The creation of the Energy Consumers Advisory Committee, which has ratepayers from both regions, was in effort to curb the public’s concern that Coachella Valley doesn’t have any representation on the IID board. The committee has 20 members, with half coming from each county.
The IID Board of Directors recently unanimously voted to oppose the legislation, which has been referred to the Assembly’s local government committee. The Imperial County Board of Supervisors have likewise sent a letter of opposition to the chair of that committee, Assembly member Cecilia Aguiar-Curry.
The letter from the city of Imperial was directed to the same chair, arguing in part that the issues that relate to IID and the customers they serve in the Coachella Valley should be addressed at the local government level.
The agreement between IID and the Coachella Valley Water District as well as Southern California Edison (which serves the rest of the other portions of the region) dates back to 1934 and, as the letter explains, are “tied to complex water and energy legal agreements.”
Law Enforcement Relay Run Approved
Although the pandemic put an end to many events in the city, this year the 12th annual Imperial Valley Law Enforcement Relay Run will be held on May 15 during National Police Week. The council voted 4-0 to approve the request of having the relay race within city limits.
Supervisory Border Patrol Agent Angie Lencsak spoke during the livestreamed meeting, said that the co-ed race teams are 10 members each, and 12 to 18 teams compete.
“We get law enforcement officers together to honor our fallen officers, (who have died) on duty or off-duty,” Lencsak said. “They carry a baton throughout the race to honor a fallen officer they’ve chosen.”
A name is engraved on each baton and presented to the surviving family after the race.
For council member Katie Burnworth, who was elected in 2020, the law enforcement relay hits close to home.
“This run event is actually really dear to my heart,” Burnworth said before the vote was taken. In 2018 her cousin, Ryan Harmon, who was a sergeant at Calipatria State Prison, was on one of the batons carried by the teams.
“And then in 2019, my late husband, firefighter Jonathan Burnworth, also had a baton dedicated to him,” she explained.

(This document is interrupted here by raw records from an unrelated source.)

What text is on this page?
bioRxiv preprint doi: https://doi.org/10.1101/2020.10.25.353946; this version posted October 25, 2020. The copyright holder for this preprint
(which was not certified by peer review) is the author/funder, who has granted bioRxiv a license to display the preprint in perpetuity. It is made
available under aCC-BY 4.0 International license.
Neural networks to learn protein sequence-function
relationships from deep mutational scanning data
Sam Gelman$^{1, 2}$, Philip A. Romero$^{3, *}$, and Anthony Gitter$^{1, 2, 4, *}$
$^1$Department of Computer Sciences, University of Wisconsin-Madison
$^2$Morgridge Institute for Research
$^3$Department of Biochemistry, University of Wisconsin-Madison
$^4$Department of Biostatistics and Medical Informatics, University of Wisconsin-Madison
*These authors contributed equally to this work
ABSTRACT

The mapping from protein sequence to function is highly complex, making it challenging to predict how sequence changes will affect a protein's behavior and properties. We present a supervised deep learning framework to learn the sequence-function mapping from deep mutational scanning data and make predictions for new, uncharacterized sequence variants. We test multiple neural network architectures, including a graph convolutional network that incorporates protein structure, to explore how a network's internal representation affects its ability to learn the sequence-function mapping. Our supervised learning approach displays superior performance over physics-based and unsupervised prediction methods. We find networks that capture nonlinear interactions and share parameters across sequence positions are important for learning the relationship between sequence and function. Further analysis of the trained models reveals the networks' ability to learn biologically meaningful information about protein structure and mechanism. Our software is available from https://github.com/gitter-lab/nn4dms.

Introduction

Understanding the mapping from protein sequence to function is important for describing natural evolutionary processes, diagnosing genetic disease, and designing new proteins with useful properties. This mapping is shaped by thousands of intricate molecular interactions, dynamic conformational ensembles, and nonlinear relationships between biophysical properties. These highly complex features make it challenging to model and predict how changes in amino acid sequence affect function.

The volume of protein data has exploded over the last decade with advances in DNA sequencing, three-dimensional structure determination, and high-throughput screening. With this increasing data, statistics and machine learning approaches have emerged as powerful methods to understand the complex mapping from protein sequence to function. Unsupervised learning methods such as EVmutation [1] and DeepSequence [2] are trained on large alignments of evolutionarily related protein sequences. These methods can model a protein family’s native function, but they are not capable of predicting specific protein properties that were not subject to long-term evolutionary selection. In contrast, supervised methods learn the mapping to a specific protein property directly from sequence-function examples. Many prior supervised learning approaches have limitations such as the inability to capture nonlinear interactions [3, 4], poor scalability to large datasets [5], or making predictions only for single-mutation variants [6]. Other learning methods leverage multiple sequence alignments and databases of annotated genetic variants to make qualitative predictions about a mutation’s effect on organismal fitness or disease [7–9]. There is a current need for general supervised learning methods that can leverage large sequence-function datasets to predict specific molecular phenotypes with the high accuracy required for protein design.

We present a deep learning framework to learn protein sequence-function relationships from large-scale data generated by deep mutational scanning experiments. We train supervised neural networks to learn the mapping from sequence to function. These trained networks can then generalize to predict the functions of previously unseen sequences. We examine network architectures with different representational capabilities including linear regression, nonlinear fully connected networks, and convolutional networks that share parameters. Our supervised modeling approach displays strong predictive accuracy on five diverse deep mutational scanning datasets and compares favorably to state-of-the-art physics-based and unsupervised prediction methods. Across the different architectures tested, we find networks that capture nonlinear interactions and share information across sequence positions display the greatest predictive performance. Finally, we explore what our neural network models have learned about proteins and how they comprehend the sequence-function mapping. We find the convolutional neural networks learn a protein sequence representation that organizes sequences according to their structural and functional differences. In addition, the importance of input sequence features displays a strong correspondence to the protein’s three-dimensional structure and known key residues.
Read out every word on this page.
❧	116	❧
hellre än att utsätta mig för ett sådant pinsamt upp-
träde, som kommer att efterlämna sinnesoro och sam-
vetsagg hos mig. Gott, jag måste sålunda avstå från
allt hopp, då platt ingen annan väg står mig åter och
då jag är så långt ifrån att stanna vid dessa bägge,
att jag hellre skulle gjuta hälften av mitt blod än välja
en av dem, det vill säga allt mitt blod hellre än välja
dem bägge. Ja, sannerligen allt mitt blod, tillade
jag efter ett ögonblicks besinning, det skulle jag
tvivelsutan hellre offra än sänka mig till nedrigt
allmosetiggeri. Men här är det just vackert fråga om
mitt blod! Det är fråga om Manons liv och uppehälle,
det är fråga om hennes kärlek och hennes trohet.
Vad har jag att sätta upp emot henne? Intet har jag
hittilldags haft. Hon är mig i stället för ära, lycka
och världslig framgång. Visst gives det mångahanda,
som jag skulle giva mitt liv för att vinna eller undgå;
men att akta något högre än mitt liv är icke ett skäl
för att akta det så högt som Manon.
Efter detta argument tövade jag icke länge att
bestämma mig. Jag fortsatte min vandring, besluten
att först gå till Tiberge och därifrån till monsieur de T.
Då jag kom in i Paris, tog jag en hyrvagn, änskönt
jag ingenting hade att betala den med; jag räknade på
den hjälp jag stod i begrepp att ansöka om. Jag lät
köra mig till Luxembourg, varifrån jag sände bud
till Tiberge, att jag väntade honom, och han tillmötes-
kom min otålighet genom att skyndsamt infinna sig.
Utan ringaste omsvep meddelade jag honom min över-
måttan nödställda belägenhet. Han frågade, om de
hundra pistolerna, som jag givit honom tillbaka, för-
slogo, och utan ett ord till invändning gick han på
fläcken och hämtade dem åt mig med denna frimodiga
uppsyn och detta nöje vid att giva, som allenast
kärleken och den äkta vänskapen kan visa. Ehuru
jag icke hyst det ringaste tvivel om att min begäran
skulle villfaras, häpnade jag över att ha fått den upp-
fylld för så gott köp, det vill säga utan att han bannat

Her husband, whose nickname was Jonny B, was a firefighter and part of the IID dive team.
Jonathan Burnworth died in October 2018 during an attempt to recover a body and a submerged vehicle in the Ash Canal.
“I just want to thank you all for your service and this great event that you put on and as your councilmember I appreciate all the hard work you guys do,” Burnworth said.
Imperial Forgives Second Round of Late Fees
The council also approved by a 4-0 vote the second wave of applications asking forgiveness from delinquent utility accounts in the city. As part of a joint program with Imperial County, the city awarded about $19,000 of the total $85,000 grant so far in 2021.
The Coronavirus Relief Utility bill delinquency grant awards for this round of approval included applications received from 22 various accounts, with several of them topping $1,000 in past due amounts. The grant will pay off $16,151.37 for those approved for the program including the late fee penalties that have been accessed on those accounts that add up to $1,304.04.
“We’ve done another (round of) outreach and education,” Assistant City Manager Alexis Brown said during the meeting.
Residents were required to submit an application, provide proof of income loss or COVID-19 impact, along with their identification and their bill to apply for the funding.